Time to air my dirty laundry

I may have mentioned before that my upstairs neighbours are assholes/super annoying/loud as fuck. Every time I get a new neighbour, I hope that I'll like them better than the last ones. And in some ways, I do, but then they turn around and are so annoying in other ways, ways that I never imagined.

I share the washer/dryer with the upstairs people and because of that I've taken measures to make sure that I'm not an asshole about it. I try to stick to my officially unofficial laundry days. I make sure I switch around the loads as soon as they're done. I empty the lint trap and the garbage. I clean out the sink.
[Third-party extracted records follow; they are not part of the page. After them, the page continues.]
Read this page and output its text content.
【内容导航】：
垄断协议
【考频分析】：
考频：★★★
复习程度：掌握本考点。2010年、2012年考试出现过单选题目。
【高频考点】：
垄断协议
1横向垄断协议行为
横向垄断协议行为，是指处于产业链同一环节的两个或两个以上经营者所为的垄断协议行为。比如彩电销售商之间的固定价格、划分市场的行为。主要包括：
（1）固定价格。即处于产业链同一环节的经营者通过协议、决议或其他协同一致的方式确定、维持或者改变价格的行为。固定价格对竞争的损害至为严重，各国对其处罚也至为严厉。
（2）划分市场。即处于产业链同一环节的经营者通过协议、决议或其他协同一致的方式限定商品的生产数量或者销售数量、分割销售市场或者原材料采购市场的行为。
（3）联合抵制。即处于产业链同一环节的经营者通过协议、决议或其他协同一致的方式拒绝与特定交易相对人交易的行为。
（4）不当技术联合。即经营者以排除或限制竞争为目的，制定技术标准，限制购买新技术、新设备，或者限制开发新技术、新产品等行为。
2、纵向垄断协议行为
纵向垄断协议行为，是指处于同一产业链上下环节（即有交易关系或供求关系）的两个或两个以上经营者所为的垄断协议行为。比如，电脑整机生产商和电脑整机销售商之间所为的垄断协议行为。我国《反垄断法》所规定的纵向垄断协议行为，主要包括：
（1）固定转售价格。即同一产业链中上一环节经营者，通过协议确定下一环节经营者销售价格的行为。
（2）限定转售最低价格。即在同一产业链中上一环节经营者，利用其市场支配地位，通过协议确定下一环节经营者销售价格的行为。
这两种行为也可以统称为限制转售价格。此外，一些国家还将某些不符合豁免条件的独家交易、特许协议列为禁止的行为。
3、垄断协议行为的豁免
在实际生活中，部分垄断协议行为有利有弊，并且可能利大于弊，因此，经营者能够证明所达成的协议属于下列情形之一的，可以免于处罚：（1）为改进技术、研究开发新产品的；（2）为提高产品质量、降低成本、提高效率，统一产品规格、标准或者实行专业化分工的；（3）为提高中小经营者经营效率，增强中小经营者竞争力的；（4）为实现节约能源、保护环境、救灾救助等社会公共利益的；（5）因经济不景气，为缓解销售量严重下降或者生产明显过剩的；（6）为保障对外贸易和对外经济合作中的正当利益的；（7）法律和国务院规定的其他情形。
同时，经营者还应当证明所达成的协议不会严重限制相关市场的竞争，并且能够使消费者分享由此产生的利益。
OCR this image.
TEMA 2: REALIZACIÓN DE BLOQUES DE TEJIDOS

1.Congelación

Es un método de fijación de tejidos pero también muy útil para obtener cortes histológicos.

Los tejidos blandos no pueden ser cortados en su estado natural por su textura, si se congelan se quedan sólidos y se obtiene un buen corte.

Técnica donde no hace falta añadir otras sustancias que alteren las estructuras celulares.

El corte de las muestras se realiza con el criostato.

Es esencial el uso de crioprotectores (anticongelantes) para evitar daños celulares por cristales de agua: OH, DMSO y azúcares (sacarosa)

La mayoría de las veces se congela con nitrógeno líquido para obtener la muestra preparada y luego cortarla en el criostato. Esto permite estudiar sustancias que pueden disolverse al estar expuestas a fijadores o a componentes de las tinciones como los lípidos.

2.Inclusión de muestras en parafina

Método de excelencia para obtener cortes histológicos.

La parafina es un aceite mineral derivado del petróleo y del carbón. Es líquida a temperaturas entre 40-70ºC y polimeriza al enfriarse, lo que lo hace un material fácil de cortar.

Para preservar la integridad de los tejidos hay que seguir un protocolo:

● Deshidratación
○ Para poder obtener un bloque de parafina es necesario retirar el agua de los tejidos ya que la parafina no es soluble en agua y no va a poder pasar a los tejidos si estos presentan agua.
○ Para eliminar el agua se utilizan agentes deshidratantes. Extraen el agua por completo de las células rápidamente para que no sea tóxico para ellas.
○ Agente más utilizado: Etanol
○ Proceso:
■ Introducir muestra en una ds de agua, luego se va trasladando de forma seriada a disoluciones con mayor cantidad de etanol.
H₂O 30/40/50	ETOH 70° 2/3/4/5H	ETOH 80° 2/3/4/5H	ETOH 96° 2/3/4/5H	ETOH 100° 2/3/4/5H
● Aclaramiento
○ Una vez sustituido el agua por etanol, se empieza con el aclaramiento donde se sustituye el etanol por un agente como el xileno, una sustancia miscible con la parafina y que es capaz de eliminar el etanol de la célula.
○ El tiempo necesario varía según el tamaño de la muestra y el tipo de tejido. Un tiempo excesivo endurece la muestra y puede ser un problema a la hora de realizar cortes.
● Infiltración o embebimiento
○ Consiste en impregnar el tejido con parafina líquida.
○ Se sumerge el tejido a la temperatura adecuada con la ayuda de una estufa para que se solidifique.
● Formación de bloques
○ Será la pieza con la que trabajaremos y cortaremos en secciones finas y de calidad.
I wipe down the machines.

My upstairs neighbour does laundry the way I did when I was 14. She takes everything she owns and separates the loads on every horizontal surface in the laundry room. She has three loads on the go and any given time (one in the washer, one in the dryer and one on top of the dryer) plus the random loads scattered on the floor and the counter. I will walk into the laundry room, see the chaos, realize my clothes aren't that dirty and back away slowly.

Heather - laundry

I'll give her some time to get through her obvious back log of dirty clothes (sometimes a day or two, sometimes three or four depending on my schedule and how many clean pairs of underwear/socks/pants etc I have). When I go back in, however many days later, the laundry room is exactly how I last saw it. The same load of laundry is in washer, now stinky with mildew.

Heather - laundry2

That's about the time I realize that my clothes are that dirty and I have no choice, but to wade through the filth in an attempt to maintain personal hygiene.


  1. What the hex? Your post title matches your post?!

    This sounds a lot like you at work...

  2. Nice pictures, Whitey! Clever title too.

  3. I thought it was punny enough to overcome need for ramdoness. I thought you'd be okay with it... I guess I was wrong. I should have known better. :) :)

  4. Thanks Elise! :)

    I started drawing "proofs" for the Warrior Dash and failed miserably. We might have to do this in person. :| Yikes

  5. I'm really glad you don't live below me. :)

  6. me too, being you are in the basement suite already. That'd leave me in the sewer pipes or somesuch.